Quote from: Pedro the Wombat
Quote from: The Gold TrumpetI'm buying a blank VHS tape today to tape the rerun of part 1 and part 2. I am very excited and hopeful for this one.
honestly, i can say, i don't think you'll like it.

Really? Huh...I wanna give it a shot. Emma Thompson is mainly what I wanted to see in this movie anyways. Pacino, too.

RegularKarate

I watched the first part tonight...

It was good...
You could really tell that it was originally a play though... I really get bugged by that for some reason.

Also, I'm sick of people quoting Shakespear... especially when they say which play it came from afterward.

MacGuffin

After winning just about every Emmy Award imaginable, HBO Home Video will release the instant classic Angels in America on June 5th. Directed by Mike Nichols and starring a powerhouse cast led by Al Pacino, Meryl Streep and Emma Thompson, this two disc set includes both parts of the epic miniseries, "Millennium Approaches" and "Perestroika," in six chapters, presented in 1.78:1 anamorphic widescreen and Dolby Digital. Given the lengthy 352-minute runtime, apparently there is no time for extras, and retail will be $39.95.
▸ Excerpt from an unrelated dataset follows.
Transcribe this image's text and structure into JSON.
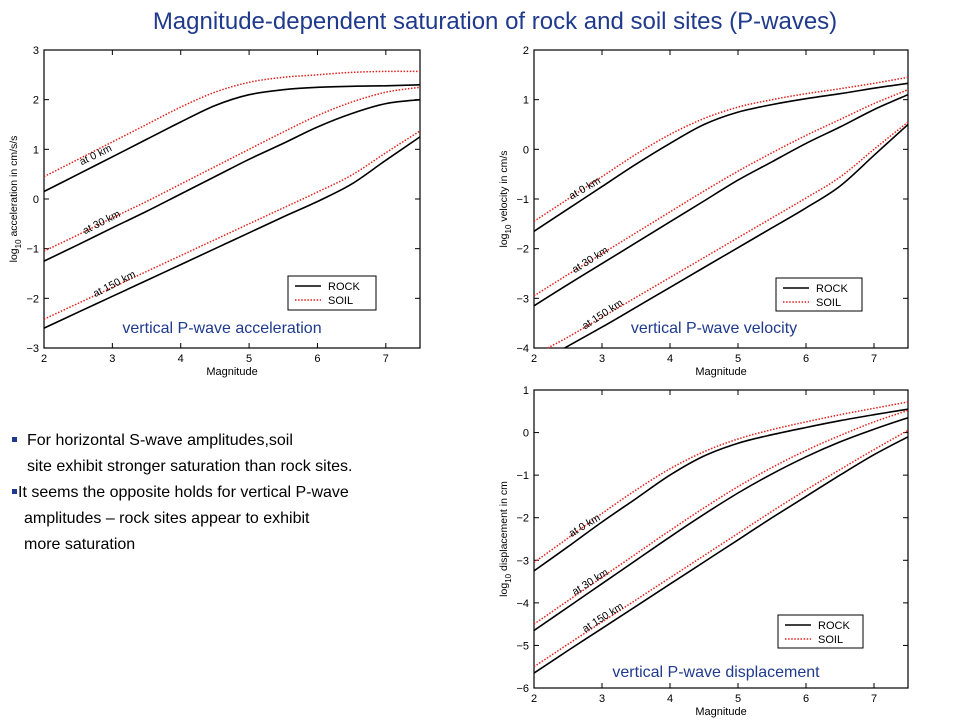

"Don't think about making art, just get it done. Let everyone else decide if it's good or bad, whether they love it or hate it. While they are deciding, make even more art." - Andy Warhol


Skeleton FilmWorks

Ghostboy

I finally saw the second half of it the night before last, cementing my belief that it is a great piece of writing with slightly unsatisfactory direction. My main complaint is with the (admittedly infrequent) special effects, which were largely below HBO's standards. Nichols can be a great director, but I wish someone else had handled this. But that aside, the second half is greater than the first, and the performances are just...well, divine. The farewell speech that occurs at the denoument is the one moment where I felt that the movie accomplished something that the play could not...it was truly beautiful.

modage

i agree with everyone else here.  good, but seemed like it would've been a better play and for some reason (besides length) you could tell it was a tv movie.  (despite the level of acting talent involved).  however, the fact that everyone outside of the frustrated wife was homosexual in the first half was sort of annoying.  until they made meryl streeps mormon sympathetic in the second half it was a little too biased.  especially the way they seemed to demonize the closet mormon character even though he didnt seem to do anything worse than louis his character didnt even get a resolution.
Christopher Nolan's directive was clear to everyone in the cast and crew: Use CGI only as a last resort.